1960: Less pollution but poorly equipped ambulance services, who usually required a payment for picking you up.

1962: Water ran clear in drainage ditches. DDT was sprayed on everything and choradane could be bought in stores for poisoning ants – and everyone in the area.

1964: Air conditioning was in the movie houses, admission was 25 cents for kids, 50 cents for adults. They had fun Saturday matinee’s, parents dropped their kids off and picked them up hours later with no fear of them being snatched. Soda was 10 cents. A huge box of hot buttered popcorn was fifteen cents. By today’s standards, the movies would be ‘quaint,’ the weekly serials boring, and everything would be G rated. There were only 3 channels on TV, no cable and most sets were black and white (for a few bucks you could by the handy, dandy, nifty colorizer which consisted of a sheet of thick flexible plastic in 3 colors – blue, amber and green, that stuck to the screen and magically turned B&W TV into color. Not real color, but color.) Ralph Nader had not yet jumped on the car industry for churning out unsafe cars. The government was still deciding whether or not nuclear radiation might be all that harmful. You could buy radium dial watches and radium in about a 100 products because no one knew they could cause cancer.

1966: The hippies were amusing, the Vietnam war was something distant, Made In America stood for the highest quality around, better living through science was the slogan, pot was the best drug, LSD was next. Maw Bell was churning out new communication products lickity split and phones lasted nearly forever and phone bills were low.
However, computers were the size of a bus. Someone developed a home PC in a box that actually sold but was useless for almost everything. It took hours to program through switches and did one problem at a time. It had no screen. It used binary code. Compounds with addicting drugs could be bought over the counter. The birth control pill was not around, nor were most spermicides. Grove owners sprayed their groves next to housing developments by air and no one considered the effects of the poisonous drift settling through windows as harmful.

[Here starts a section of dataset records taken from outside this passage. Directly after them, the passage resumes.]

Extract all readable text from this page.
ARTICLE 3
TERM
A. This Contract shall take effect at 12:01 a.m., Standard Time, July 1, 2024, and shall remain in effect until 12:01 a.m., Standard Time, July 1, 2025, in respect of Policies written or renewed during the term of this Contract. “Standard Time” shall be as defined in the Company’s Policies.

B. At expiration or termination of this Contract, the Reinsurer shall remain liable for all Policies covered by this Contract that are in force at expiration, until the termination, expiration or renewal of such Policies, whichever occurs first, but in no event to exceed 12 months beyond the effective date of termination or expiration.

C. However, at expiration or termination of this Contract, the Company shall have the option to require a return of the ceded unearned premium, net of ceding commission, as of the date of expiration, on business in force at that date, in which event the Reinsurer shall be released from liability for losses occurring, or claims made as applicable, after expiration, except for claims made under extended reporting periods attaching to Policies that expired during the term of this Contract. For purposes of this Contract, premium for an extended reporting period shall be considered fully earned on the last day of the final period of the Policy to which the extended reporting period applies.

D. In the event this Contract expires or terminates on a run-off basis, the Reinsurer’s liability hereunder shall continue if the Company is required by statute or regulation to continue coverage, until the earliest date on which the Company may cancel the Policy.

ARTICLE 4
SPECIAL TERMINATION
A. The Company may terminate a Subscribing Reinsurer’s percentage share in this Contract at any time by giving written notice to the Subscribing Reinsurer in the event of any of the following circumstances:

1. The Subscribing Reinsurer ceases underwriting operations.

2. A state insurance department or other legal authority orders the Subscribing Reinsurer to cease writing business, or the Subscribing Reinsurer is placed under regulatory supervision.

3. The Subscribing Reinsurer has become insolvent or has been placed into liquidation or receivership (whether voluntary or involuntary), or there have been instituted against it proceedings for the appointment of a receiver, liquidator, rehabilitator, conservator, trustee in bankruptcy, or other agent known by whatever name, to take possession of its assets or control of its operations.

The heart bypass was just being discovered. Not until after the 70s would it become a simple, common operation saving millions. There were no transplants. Cataracts required major surgery, a week flat on ones back in bed with eyes bandaged, thick glasses afterwards and limited vision because the plastic lens implant was not around. Nor was laser microsurgery. No one realized that the local garbage dump was poisoning the water supply and that the monthly burning of old tires was polluting the air. Used oil was dumped on heavily traveled dirt roads because no one knew that it did not go away. Foggers were used at outdoor night football games to kill the mass of mosquitoes and people sat in the fog, sometimes enjoying the not unpleasant scent of the vapor as it cleared, not realizing that it was DDT and harmful.

The good old days had some problems, but lots of us like to recall the good times. At least kids respected adults, no one carried guns into school, there were no drive-bys, child molestation was almost unknown, ‘bad’ kids went to reform school and if kids fought, they usually did so with fists and stopped when one was down. Adults did not sue everyone for any reason.

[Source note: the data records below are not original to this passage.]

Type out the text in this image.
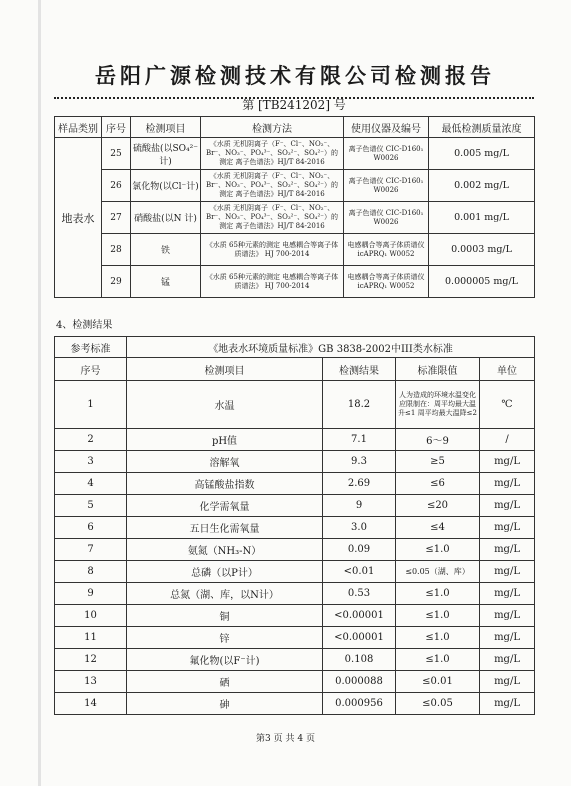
岳阳广源检测技术有限公司检测报告
第 [TB241202] 号
样品类别	序号	检测项目	检测方法	使用仪器及编号	最低检测质量浓度
地表水	25	硫酸盐(以SO₄²⁻计)	《水质 无机阴离子（F⁻、Cl⁻、NO₂⁻、Br⁻、NO₃⁻、PO₄³⁻、SO₃²⁻、SO₄²⁻）的测定 离子色谱法》HJ/T 84-2016	离子色谱仪 CIC-D160₁ W0026	0.005 mg/L
	26	氯化物(以Cl⁻计)	《水质 无机阴离子（F⁻、Cl⁻、NO₂⁻、Br⁻、NO₃⁻、PO₄³⁻、SO₃²⁻、SO₄²⁻）的测定 离子色谱法》HJ/T 84-2016	离子色谱仪 CIC-D160₁ W0026	0.002 mg/L
	27	硝酸盐(以N 计)	《水质 无机阴离子（F⁻、Cl⁻、NO₂⁻、Br⁻、NO₃⁻、PO₄³⁻、SO₃²⁻、SO₄²⁻）的测定 离子色谱法》HJ/T 84-2016	离子色谱仪 CIC-D160₁ W0026	0.001 mg/L
	28	铁	《水质 65种元素的测定 电感耦合等离子体质谱法》 HJ 700-2014	电感耦合等离子体质谱仪icAPRQ₁ W0052	0.0003 mg/L
	29	锰	《水质 65种元素的测定 电感耦合等离子体质谱法》 HJ 700-2014	电感耦合等离子体质谱仪icAPRQ₁ W0052	0.000005 mg/L
4、检测结果
参考标准	《地表水环境质量标准》GB 3838-2002中III类水标准			
序号	检测项目	检测结果	标准限值	单位
1	水温	18.2	人为造成的环境水温变化应限制在：周平均最大温升≤1 周平均最大温降≤2	℃
2	pH值	7.1	6～9	/
3	溶解氧	9.3	≥5	mg/L
4	高锰酸盐指数	2.69	≤6	mg/L
5	化学需氧量	9	≤20	mg/L
6	五日生化需氧量	3.0	≤4	mg/L
7	氨氮（NH₃-N）	0.09	≤1.0	mg/L
8	总磷（以P计）	<0.01	≤0.05（湖、库）	mg/L
9	总氮（湖、库，以N计）	0.53	≤1.0	mg/L
10	铜	<0.00001	≤1.0	mg/L
11	锌	<0.00001	≤1.0	mg/L
12	氟化物(以F⁻计)	0.108	≤1.0	mg/L
13	硒	0.000088	≤0.01	mg/L
14	砷	0.000956	≤0.05	mg/L
第3 页 共 4 页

And, the air was clear, the skies bright blue, worries were low, and things seemed so much simpler. Leave It To Beaver was an icon of family life. Let us ‘old farts’ enjoy our selective memories. In time, you’ll be us and some youngster will be sneering at you when you expound nostalgically on the good old days.

The only question that matters is whether people are happy. Were people happier then? Are we happier now?

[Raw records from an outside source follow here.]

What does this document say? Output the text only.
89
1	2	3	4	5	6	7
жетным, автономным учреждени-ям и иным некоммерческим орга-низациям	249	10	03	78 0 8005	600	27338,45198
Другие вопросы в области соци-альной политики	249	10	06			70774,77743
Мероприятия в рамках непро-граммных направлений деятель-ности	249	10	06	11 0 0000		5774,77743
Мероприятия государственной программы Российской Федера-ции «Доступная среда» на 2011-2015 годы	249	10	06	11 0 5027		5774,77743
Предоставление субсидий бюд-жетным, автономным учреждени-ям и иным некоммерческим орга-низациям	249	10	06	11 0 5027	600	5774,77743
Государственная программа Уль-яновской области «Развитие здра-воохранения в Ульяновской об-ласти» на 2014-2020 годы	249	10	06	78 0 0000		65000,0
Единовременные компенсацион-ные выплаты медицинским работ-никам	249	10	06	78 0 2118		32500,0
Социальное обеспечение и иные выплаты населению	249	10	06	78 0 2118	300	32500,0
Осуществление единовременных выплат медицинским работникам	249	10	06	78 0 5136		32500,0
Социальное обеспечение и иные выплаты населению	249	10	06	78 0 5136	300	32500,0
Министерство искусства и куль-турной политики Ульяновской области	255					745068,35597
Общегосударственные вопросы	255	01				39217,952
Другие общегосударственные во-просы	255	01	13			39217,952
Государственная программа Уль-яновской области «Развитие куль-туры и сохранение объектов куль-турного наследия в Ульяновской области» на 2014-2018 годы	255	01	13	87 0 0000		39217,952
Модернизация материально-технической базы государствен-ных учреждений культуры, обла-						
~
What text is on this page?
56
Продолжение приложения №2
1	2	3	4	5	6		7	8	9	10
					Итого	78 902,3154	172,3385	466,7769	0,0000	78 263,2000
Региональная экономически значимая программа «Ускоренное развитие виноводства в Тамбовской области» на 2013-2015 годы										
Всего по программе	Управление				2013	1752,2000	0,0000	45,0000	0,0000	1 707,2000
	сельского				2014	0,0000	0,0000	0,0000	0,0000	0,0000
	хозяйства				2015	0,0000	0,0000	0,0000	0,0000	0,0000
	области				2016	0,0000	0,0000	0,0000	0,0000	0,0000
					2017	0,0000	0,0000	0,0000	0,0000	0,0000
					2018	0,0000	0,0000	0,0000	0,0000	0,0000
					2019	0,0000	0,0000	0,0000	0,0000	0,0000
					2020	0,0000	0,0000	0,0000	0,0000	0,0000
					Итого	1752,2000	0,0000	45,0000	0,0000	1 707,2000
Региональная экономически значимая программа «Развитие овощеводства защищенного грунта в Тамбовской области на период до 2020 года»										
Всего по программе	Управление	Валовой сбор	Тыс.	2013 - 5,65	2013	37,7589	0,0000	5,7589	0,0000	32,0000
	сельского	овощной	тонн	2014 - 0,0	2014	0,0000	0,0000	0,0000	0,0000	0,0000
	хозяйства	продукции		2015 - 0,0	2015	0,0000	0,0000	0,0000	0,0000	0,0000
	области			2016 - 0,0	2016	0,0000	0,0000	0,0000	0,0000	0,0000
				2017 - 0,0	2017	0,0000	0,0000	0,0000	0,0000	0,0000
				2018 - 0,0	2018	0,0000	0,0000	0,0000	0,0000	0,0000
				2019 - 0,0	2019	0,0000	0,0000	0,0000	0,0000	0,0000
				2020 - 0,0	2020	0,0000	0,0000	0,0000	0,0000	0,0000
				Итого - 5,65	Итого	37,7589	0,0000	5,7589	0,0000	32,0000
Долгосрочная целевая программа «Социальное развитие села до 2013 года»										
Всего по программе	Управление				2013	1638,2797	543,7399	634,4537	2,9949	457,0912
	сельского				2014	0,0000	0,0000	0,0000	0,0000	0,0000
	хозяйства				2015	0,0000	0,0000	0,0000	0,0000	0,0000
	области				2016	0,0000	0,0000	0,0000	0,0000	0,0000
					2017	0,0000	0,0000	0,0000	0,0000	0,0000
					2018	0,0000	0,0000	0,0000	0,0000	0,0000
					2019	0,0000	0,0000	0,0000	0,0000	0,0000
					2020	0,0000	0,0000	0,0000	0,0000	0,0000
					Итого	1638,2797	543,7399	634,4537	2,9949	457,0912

I wasn’t around then to know but with all the bitchin’ and complainin’ I hear these days, my guess is we are not substantially happier than they were.

Iolanthe:

Married people are less likely to have multiple sex partners.

Without getting into debates about the nature of homosexuality, I think its beyond obvious that fewer people were leading homosexual lifestyles in the Middle Ages, regardless of what their true orientation may have been.

Still no relevence. What difference does it make if they had mistresses who were princesses or commoners?

As noted above and in my previous post.

Also I should have mentioned a dearth of intravenous drug users.